A panel discussion at the Milken Institute
Published on May 2, 2016
Moderator
Katie Fehrenbacher, Senior Writer, Fortune
Speakers
Michl Binderbauer, Chief Technology Officer, Tri Alpha Energy
Michel Laberge, Founder and Chief Science Officer, General Fusion
Thomas McGuire, Research Engineer and Scientist; Compact Fusion Principal Investigator, Lockheed Martin
Dennis Whyte, Director, Plasma Science and Fusion Center, MIT
It’s been called clean energy’s Holy Grail — one with an almost inexhaustible source of fuel: hydrogen. For decades they’ve been talking about it, with the result being a lot more hype than fusion. Billions of dollars have been spent on nuclear fusion projects, without much to show for it. But the game may be changing.
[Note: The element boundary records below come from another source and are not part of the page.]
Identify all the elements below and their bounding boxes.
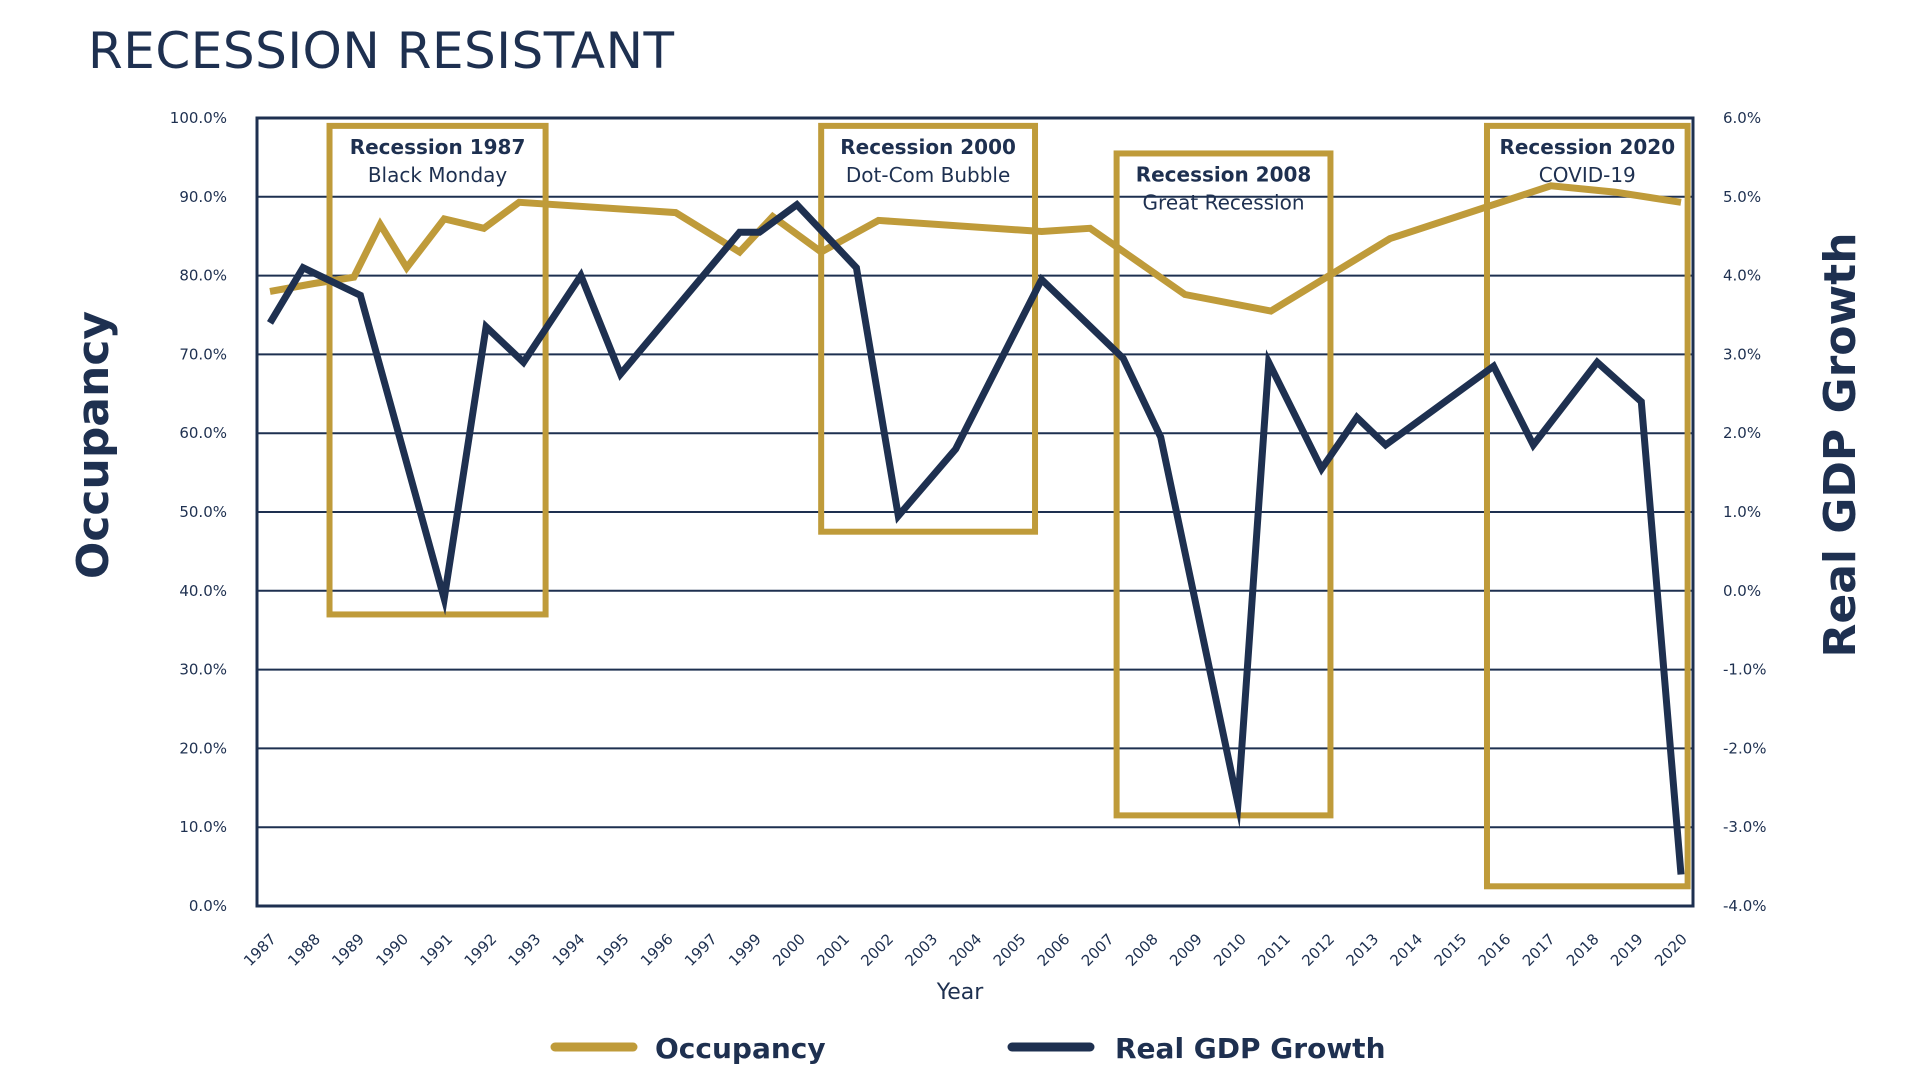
right-tick-label: 0.0% <box>1723 582 1761 600</box>
x-tick-label: 2012 <box>1298 930 1338 970</box>
x-tick-label: 2018 <box>1563 930 1603 970</box>
x-tick-label: 2003 <box>902 930 942 970</box>
recession-box <box>326 122 549 618</box>
x-tick-label: 1990 <box>372 930 412 970</box>
recession-box-subtitle: Dot-Com Bubble <box>846 163 1010 187</box>
recession-box-title: Recession 2008 <box>1136 162 1312 186</box>
x-tick-label: 2009 <box>1166 930 1206 970</box>
x-tick-label: 2013 <box>1342 930 1382 970</box>
y-axis-title-right: Real GDP Growth <box>1815 232 1866 657</box>
left-tick-label: 80.0% <box>179 267 227 285</box>
recession-box-title: Recession 2000 <box>840 135 1016 159</box>
x-tick-label: 2002 <box>857 930 897 970</box>
recession-box-subtitle: Great Recession <box>1143 190 1305 214</box>
x-tick-label: 1997 <box>681 930 721 970</box>
x-tick-label: 1999 <box>725 930 765 970</box>
left-tick-label: 90.0% <box>179 188 227 206</box>
right-tick-label: 1.0% <box>1723 503 1761 521</box>
chart-title: RECESSION RESISTANT <box>88 22 675 80</box>
recession-box-title: Recession 2020 <box>1499 135 1675 159</box>
x-tick-label: 1994 <box>549 930 589 970</box>
x-tick-label: 1993 <box>505 930 545 970</box>
recession-box-subtitle: Black Monday <box>368 163 508 187</box>
x-tick-label: 1995 <box>593 930 633 970</box>
x-axis-ticks: 1987 1988 1989 1990 1991 1992 1993 1994 1995 1996… <box>240 930 1691 970</box>
x-tick-label: 1992 <box>461 930 501 970</box>
x-tick-label: 2004 <box>946 930 986 970</box>
right-tick-label: 2.0% <box>1723 424 1761 442</box>
legend-label: Occupancy <box>655 1032 826 1065</box>
recession-box <box>1113 150 1334 819</box>
series-line-gdp <box>266 200 1685 875</box>
x-tick-label: 2006 <box>1034 930 1074 970</box>
x-tick-label: 2001 <box>813 930 853 970</box>
left-tick-label: 100.0% <box>170 109 227 127</box>
right-tick-label: 5.0% <box>1723 188 1761 206</box>
x-tick-label: 2019 <box>1607 930 1647 970</box>
right-tick-label: -4.0% <box>1723 897 1767 915</box>
x-tick-label: 1989 <box>328 930 368 970</box>
right-tick-label: 4.0% <box>1723 267 1761 285</box>
right-tick-label: -1.0% <box>1723 661 1767 679</box>
right-axis-ticks: 6.0% 5.0% 4.0% 3.0% 2.0% 1.0% 0.0% -1.0% -2.0% -3… <box>1723 109 1767 915</box>
x-tick-label: 2015 <box>1431 930 1471 970</box>
x-tick-label: 2011 <box>1254 930 1294 970</box>
left-tick-label: 20.0% <box>179 739 227 757</box>
x-tick-label: 1996 <box>637 930 677 970</box>
x-tick-label: 2010 <box>1210 930 1250 970</box>
left-tick-label: 30.0% <box>179 661 227 679</box>
left-tick-label: 0.0% <box>189 897 227 915</box>
recession-boxes: Recession 1987 Black Monday Recession 2000… <box>326 122 1691 890</box>
right-tick-label: -3.0% <box>1723 818 1767 836</box>
left-tick-label: 10.0% <box>179 818 227 836</box>
right-tick-label: 6.0% <box>1723 109 1761 127</box>
x-tick-label: 2014 <box>1387 930 1427 970</box>
series-lines <box>266 182 1685 875</box>
left-axis-ticks: 100.0% 90.0% 80.0% 70.0% 60.0% 50.0% 40.0% 30.0… <box>170 109 227 915</box>
recession-box <box>1483 122 1691 890</box>
x-axis-title: Year <box>936 980 985 1005</box>
x-tick-label: 2000 <box>769 930 809 970</box>
plot-frame <box>255 116 1695 908</box>
y-axis-title-left: Occupancy <box>68 311 119 579</box>
x-tick-label: 2008 <box>1122 930 1162 970</box>
x-tick-label: 2007 <box>1078 930 1118 970</box>
x-tick-label: 2005 <box>990 930 1030 970</box>
legend-label: Real GDP Growth <box>1115 1032 1386 1065</box>
series-line-occupancy <box>269 182 1682 315</box>
left-tick-label: 60.0% <box>179 424 227 442</box>
right-tick-label: 3.0% <box>1723 345 1761 363</box>
left-tick-label: 40.0% <box>179 582 227 600</box>
x-tick-label: 2016 <box>1475 930 1515 970</box>
x-tick-label: 2017 <box>1519 930 1559 970</box>
right-tick-label: -2.0% <box>1723 739 1767 757</box>
x-tick-label: 1987 <box>240 930 280 970</box>
x-tick-label: 1988 <box>284 930 324 970</box>
x-tick-label: 2020 <box>1651 930 1691 970</box>
legend: Occupancy Real GDP Growth <box>550 1032 1386 1065</box>
gridlines <box>257 195 1693 829</box>
recession-box <box>818 122 1039 535</box>
recession-box-title: Recession 1987 <box>350 135 526 159</box>
left-tick-label: 50.0% <box>179 503 227 521</box>
x-tick-label: 1991 <box>416 930 456 970</box>
left-tick-label: 70.0% <box>179 345 227 363</box>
In recent years, startup companies capitalized by well-known investors such as Amazon’s Jeff Bezos, Microsoft co-founder Paul Allen and PayPal co-founder Peter Thiel have taken on the quest for nuclear fusion, adopting a Silicon Valley mindset of “move fast, fail fast” that doesn’t require government grants or giant infrastructure. For these bold scientists with a knack for thinking outside the box and taking risks, and for private investors who are willing to back them and take a gamble on saving the planet, fusion energy might be just around the corner, not decades away. These fusion startups are moving many times faster than publicly funded research ever could, often at much lower cost. Will this budding private sector and its new research approaches be a game changer? Has nuclear fusion’s time finally arrived?